Le président de l'Équateur, Daniel Noboa, a publié un décret pour que son gouvernement catalogue officiellement les organisations islamistes de Palestine en tant que terroristes; Hezbollah, du Liban; Déjà le gardien de la révolution islamique d'Iran.
Le président équatorien a justifié la mesure contre le groupe terroriste palestinien et libanais en remarquant « l'incidence possible selon laquelle le Hamas et le Hezbollah pouvaient » constituer une menace pour la population nationale (de l'Équateur), l'ordre constitué, la souveraineté et l'intégrité de l'État « , dans la similitude des critères suivis par les États-Unis pour caractériser ces groupes en tant que terrestres.
Dans le cas du gardien de la révolution de l'Iran, Noboa était basé sur un rapport du National Intelligence Center qui décrivait cette force armée comme une « organisation terroriste avec des interférences en Équateur », le même signal qu'il attribuait aux deux autres groupes.

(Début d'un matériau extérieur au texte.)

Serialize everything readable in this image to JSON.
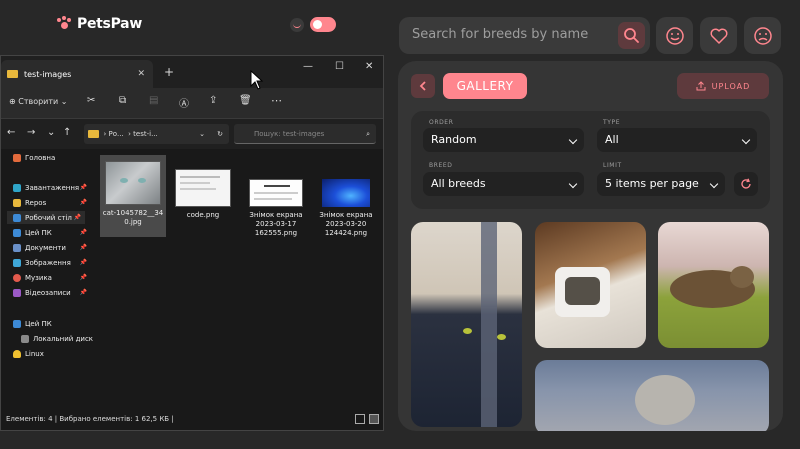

Au cours des dernières semaines, Noboa a catalogué différentes organisations criminelles étrangères en tant que terroristes dans le cadre du « conflit armé interne » déclaré par le président depuis le début de 2024 pour faire face à une escalade de violence sans précédent dans le pays, attribué aux gangs criminels dédiés au trafic de drogue, à l'extorsion et à l'extraction illégale, qu'il a également déclaré comme des groupes terroristes.
Tout d'abord, il a commencé avec certains groupes dissidents des guérilleros éteints des forces armées révolutionnaires de Colombie (FARC) qui ont une activité dans les zones de la frontière de l'Équateur avec la Colombie comme les commandes de la frontière, le front d'Oliver Sinisterra et les dissidents communs du Sud.

Les commandes de la frontière sont attribuées au massacre de onze militaires car elles sont embusquées et criblées par un groupe armé lors d'une opération contre l'exploitation minière dans le secteur amazonien d'Alto Punino, dans une action où trois des assaillants sont apparemment décédés.
Puis il a fait de même avec le train Aragua, la bande d'origine vénézuélienne avec des tentacules dans différents pays d'Amérique latine, et le Cartel de Los So à appelé, une organisation qui, selon le gouvernement du président des États-Unis, Donald Trump est composée de postes élevés du Venezuela, avec le dictateur Nicolás Maduro comme le supposé dirigeant.
En plus de l'Équateur, plusieurs gouvernements latino-américains ont catalogué le train d'Aragua en tant qu'organisation terroriste. Le Pérou l'a déclaré de cette façon à travers son congrès; En Argentine, les autorités ont avancé dans la même direction après une série d'arrestations; Et dans Trinidad et Tobago, une cour supérieure l'a désigné comme une entité terroriste.
Ces déclarations ont été faites conformément à celles publiées par les États-Unis, qui à leur tour ont profité de la récente visite officielle à Quito du secrétaire d'État, Marco Rubio, pour faire de même avec les Choneros et Los Lobos, les deux plus grandes organisations criminelles équatoriennes, sur la demande de l'administration de Noboa.
Maintenant, le gouvernement équatorien fait le même pas avec les groupes islamistes radicaux qui sont ennemis d'Israël, un pays que Noboa a soutenu et soutenu à plusieurs reprises dans le conflit au Moyen-Orient et avec lequel il maintient des accords de coopération sur la sécurité et la migration, ainsi que les contrats pour l'acquisition d'équipements militaires.